On ne fera pas de liqueur de gentiane avec ses racines. La voir simplement est déjà un défi. Généralement, dans sa vie elle produit en tout quatre feuilles, disposées en croix : quatre languettes vertes de un millimètre sur trois, plaquées sur le sol. Ensuite elle élève au-dessus du sol une tige qui culmine à 2 cm en moyenne (10 maximum) et dont le diamètre avoisine le quart de millimètre.
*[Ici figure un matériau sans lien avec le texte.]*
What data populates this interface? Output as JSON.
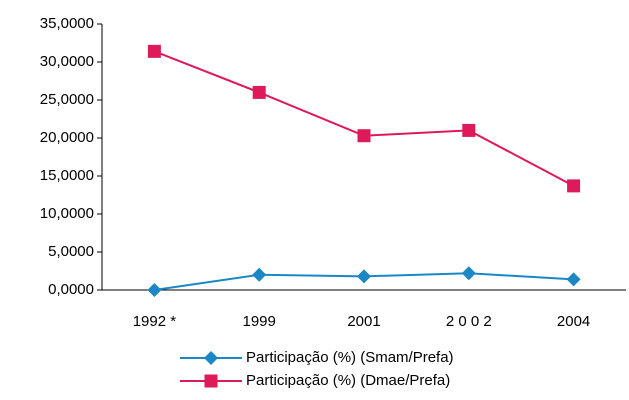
{
  "chart_data": {
    "type": "line",
    "categories": [
      "1992 *",
      "1999",
      "2001",
      "2 0 0 2",
      "2004"
    ],
    "series": [
      {
        "name": "Participação (%) (Smam/Prefa)",
        "color": "#1b87c4",
        "marker": "diamond",
        "values": [
          0,
          2.0,
          1.8,
          2.2,
          1.4
        ]
      },
      {
        "name": "Participação (%) (Dmae/Prefa)",
        "color": "#dd1a5a",
        "marker": "square",
        "values": [
          31.4,
          26.0,
          20.3,
          21.0,
          13.7
        ]
      }
    ],
    "ylim": [
      0,
      35
    ],
    "yticks": [
      {
        "value": 0,
        "label": "0,0000"
      },
      {
        "value": 5,
        "label": "5,0000"
      },
      {
        "value": 10,
        "label": "10,0000"
      },
      {
        "value": 15,
        "label": "15,0000"
      },
      {
        "value": 20,
        "label": "20,0000"
      },
      {
        "value": 25,
        "label": "25,0000"
      },
      {
        "value": 30,
        "label": "30,0000"
      },
      {
        "value": 35,
        "label": "35,0000"
      }
    ],
    "grid": false,
    "legend": "bottom"
  }
}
Certaines plantes ont des noms mal adaptés, mais ce n’est pas le cas ici : elle est fluette pour de vrai. Pour finir on voit apparaître sa fleur, généralement sous la forme d’un jaune d’œuf ovale de 2 mm sur 1, ou bien très brièvement épanouie avec quatre pétales en croix. Ayant sans doute épuisé les ressources de son lopin de terre pauvre, elle sèche en portant sa petite capsule renfermant quelques graines. Je ne sais pas quel insecte la remarque et la visite pour la polliniser. Très souvent, ce type de plante petite et en population variable peut se féconder toute seule en cas de besoin, quand elle est seule et ignorée de tou.te.s.

Alors que Pascal décrit les primates de son espèce, c’est-à-dire les êtres humains, comme des « roseaux pensants », la cicendie fluette relève le défi d’être un cheveu autonome.